Rumusan itu akan merupakan fondasi tulisan.
Tulisan yang baik adalah bangunan arsitektur yang kokoh fondasinya, bukan
interior yang indah (kata-kata yang mendayu-dayu) tapi keropos dasarnya.
Mengumpulkan Bahan
Jika kita rajin menulis catatan harian,
sebagian bahan sebenarnya bisa bersumber pada catatan harian itu. Namun
seringkali, ini harus diperkaya lagi dengan bahan-bahan lain: pengamatan,
wawancara, reportase, riset kepustakaan dan sebagainya.
Menentukan bentuk penuturan
Beberapa tema tulisan bisa lebih kuat
disajikan dalam bentuk dialog. Tapi, tema yang lain mungkin lebih tepat
disajikan dengan lebih banyak narasi serta deskripsi yang diperkaya dengan
anekdot. Beberapa penulis memilih bentuk penuturan yang ajeg untuk setiap tema
yang ditulisnya:
-
Dialog (Umar Kayam)
-
Reflektif (Goenawan Mohamad)
-
Narasi (Faisal Baraas, Bondan Winarno,
Ahmad Tohari)
-
Humor/Satir (Mahbub Junaedi)
Menulis
Tata
Bahasa dan Ejaan: Taati tata bahasa Indonesia yang baku
dan benar. Apakah ejaan katanya benar, di mana meletakkan titik, koma dan tanda
hubung? Apakah koma ditulis sebelum atau sesudah penutup tanda kutip (jika ragu
cek kebuku rujukan Ejaan Yang Disempurnakan).
Akurasi
Fakta: tulisan nonfiksi, betapapun kreatifnya,
bersandar pada fakta. Apakah peristiwanya benar-benar terjadi? Apakah ejaan
nama kita tulisa secara benar? Apakah rujukan yang kita tulis sama dengan di
buku atau kutipan aslinya? Apakah kita menyebutkan nama kota, tahun dan
angka-angka secara benar?
Jargon
dan Istilah Teknis: hindari sebisa mungkin jargon atau
istilah teknis yang hanya dimengerti kalangan tertentu. Kreatiflah menggunakan
deskripsi atau anekdot atau metafora untuk menggantikannya. Hindari sebisa
mungkin bahasa Inggris atau bahasa daerah.
Sunting
dan Pendekkan: seraya menulis atau setelah tulisan
selesai, baca kembali. Potong kalimat yang terlalu panjang; atau jadikan dua
kalimat. Hilangkan repetisi. Pilih frase kata yang lebih pendek: melakukan
pembunuhan bisa diringkas menjadi membunuh. “Tidak” sering bisa diringkas
menjadi “tak”, “meskipun” menjadi “meski” dan sebagainya.
Pakai
kata kerja aktif: kata kerja aktif adalah motor dalam
kalimat, dia mendorong pembaca menuju akhir, mempercepat bacaan. Kata kerja
pasif menghambat proses membaca. Pakai kalimat pasif hanya jika tak terhindarkan.
Tak
menggurui: meski Anda perlu menunjukkan bahwa Anda
menguasai persoalan (otoritatif dalam bidang yang ditulis) hindari bersikap
menggurui. Jika mungkin hindari kata “seharusnya”, “semestinya” dan sejenisnya.
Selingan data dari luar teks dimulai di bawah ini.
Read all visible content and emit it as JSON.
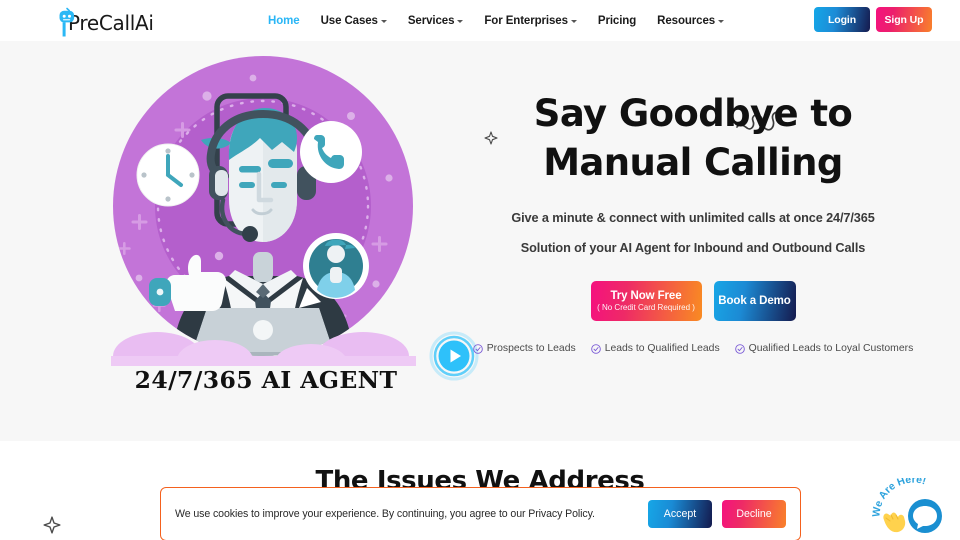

Gunakan kreatifitas dan ketrampilan mendongeng seraya menyampaikan pesan. Don’t
tell it, show it.
Tampilkan
anekdot: jika mungkin perkaya tulisan Anda dengan
anekdot, ironi dan tragedi yang membuat tulisan Anda lebih “basah” dan berjiwa.
Jangan
arogan: orang yang tak setuju dengan Anda belum tentu
bodoh. Hormati keragaman pendapat. Opini Anda, bahkan jika Anda meyakininya
sepenuh hati, hanya satu saja kebenaran. Ada banyak kebenaran di “luar sana”.
Uji
Tulisan Anda: minta teman dekat, saudara, istri, pacar
untuk membaca tulisan yang sudah usai. Dengarkan komentar mereka atau kritik
mereka yang paling tajam sekalipun. Mereka juga seringkali bisa membantu kita
menemukan kalimat atau fakta bodoh yang perlu kita koreksi sebelum diluncurkan
ke media.
“MENJUAL” KOLOM KE MEDIA
Apa yang umumnya dipertimbangkan oleh
redaktur esai/opini untuk memuat tulisan Anda?
Nama
penulis: para redaktur tak mau ambil pusing, mereka
umumnya akan cepat memilih penulis yang sudah punya namaketimbang penulis baru.
Jika Anda penulis baru, ini merupakan tantangan terbesar. Tapi, bukankah tak
pernah ada penulis yang “punya nama” tanpa pernah menjadi penulis pemula?
Jangan segan mencoba dan mencoba jika tulisan ditolak. Tidak ada pula penulis
yang langsung berada di puncak; mereka melewati tangga yang panjang dan terjal.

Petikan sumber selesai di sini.